Panobinostat, sold under the brand name Farydak, is a medication used for the treatment of multiple myeloma. It is a hydroxamic acid and acts as a non-selective histone deacetylase inhibitor (pan-HDAC inhibitor).

Panobinostat was approved for medical use in the United States in February 2015, and in the European Union in August 2015. However, in March 2022, it was withdrawn in the United States.

==Medical uses==
Panobinostat is used in combination with the anti-cancer drug bortezomib and the corticoid dexamethasone for the treatment of multiple myeloma in adults who had received at least two previous treatments, including bortezomib and an immunomodulatory agent.

==Contraindications==
Panobinostat is contraindicated in nursing mothers. To judge from experiments in animals, there is a risk for the unborn child if used during pregnancy; still, the benefit of panobinostat may outweigh this risk.

==Side effects==
Common side effects (in more than 10% of patients) include low blood cell counts (pancytopenia, thrombocytopenia, anaemia, leucopenia, neutropenia, lymphopenia), airway infections, as well as unspecific reactions such as fatigue, diarrhoea, nausea, headache, and sleeping problems.

==Pharmacology==
===Mechanism of action===
Panobinostat inhibits multiple histone deacetylase enzymes, a mechanism leading to apoptosis of malignant cells via multiple pathways.

===Pharmacokinetics===
Panobinostat is absorbed quickly and almost completely from the gut, but has a significant first-pass effect, resulting in a total bioavailability of 21%. Highest blood plasma levels in patients with advanced cancer are reached after two hours. Plasma protein binding is about 90%. The substance is metabolised mainly through oxidation by the liver enzyme CYP3A4 and to a small extent by CYP2D6 and CYP2C19. It is also reduced, hydrolyzed and glucuronidized by unspecified enzymes. All metabolites seem to be inactive.

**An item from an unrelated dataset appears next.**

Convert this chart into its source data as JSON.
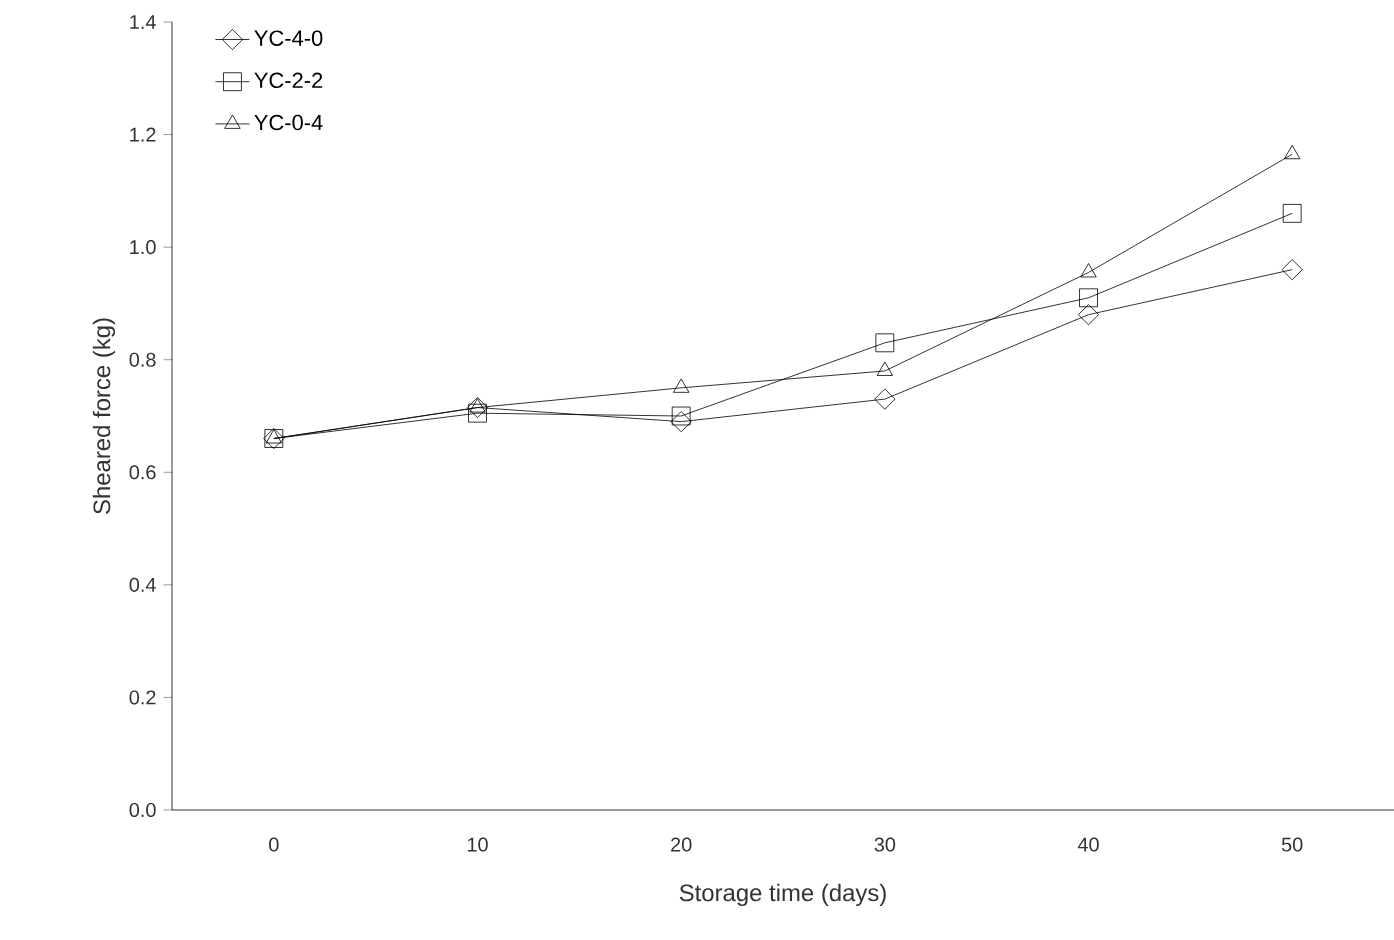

Biological half-life is estimated to be 37 hours. 29–51% are excreted via the urine and 44–77% via the faeces.

===Clinical trials===
As of August 2012, it is being tested against Hodgkin's Lymphoma, cutaneous T cell lymphoma (CTCL) and other types of malignant disease in Phase III clinical trials, against myelodysplastic syndromes, breast cancer and prostate cancer in Phase II trials, and against chronic myelomonocytic leukemia (CMML) in a Phase I trial.

As of 2014 panobinostat is being used in a Phase I/II clinical trial that aims at curing AIDS in patients on highly active antiretroviral therapy (HAART). In this technique, panobinostat is used to drive the HIV DNA out of the patient's DNA, in the expectation that the patient's immune system in combination with HAART will destroy it.

As of 2016 panobinostat is being studied in a phase II trial for relapsed and refractory diffuse large B-cell lymphoma (DLBCL).

===Preclinical studies===
Panobinostat has been found to synergistically act with sirolimus to kill pancreatic cancer cells in the laboratory in a Mayo Clinic study. In the study, investigators found that this combination destroyed up to 65 percent of cultured pancreatic tumor cells. The finding is significant because the three cell lines studied were all resistant to the effects of chemotherapy – as are many pancreatic tumors.

Panobinostat has also been found to significantly increase in vitro the survival of motor neuron (SMN) protein levels in cells of patients with spinal muscular atrophy.

Panobinostat was able to selectively target triple negative breast cancer (TNBC) cells by inducing hyperacetylation and cell cycle arrest at the G2-M DNA damage checkpoint; partially reversing the morphological changes characteristic of breast cancer cells.

Panobinostat, along with other HDAC inhibitors, is also being studied for potential to induce virus HIV-1 expression in latently infected cells and disrupt latency. These resting cells are not recognized by the immune system as harboring the virus and do not respond to antiretroviral drugs.

A 2015 study suggested Panobinostat was effective in preventing diffuse intrinsic pontine glioma cell growth in vitro and in vivo, identifying it as a potential drug candidate.

Panobinostat was also identified as a senolytic, effective at killing senescent cells.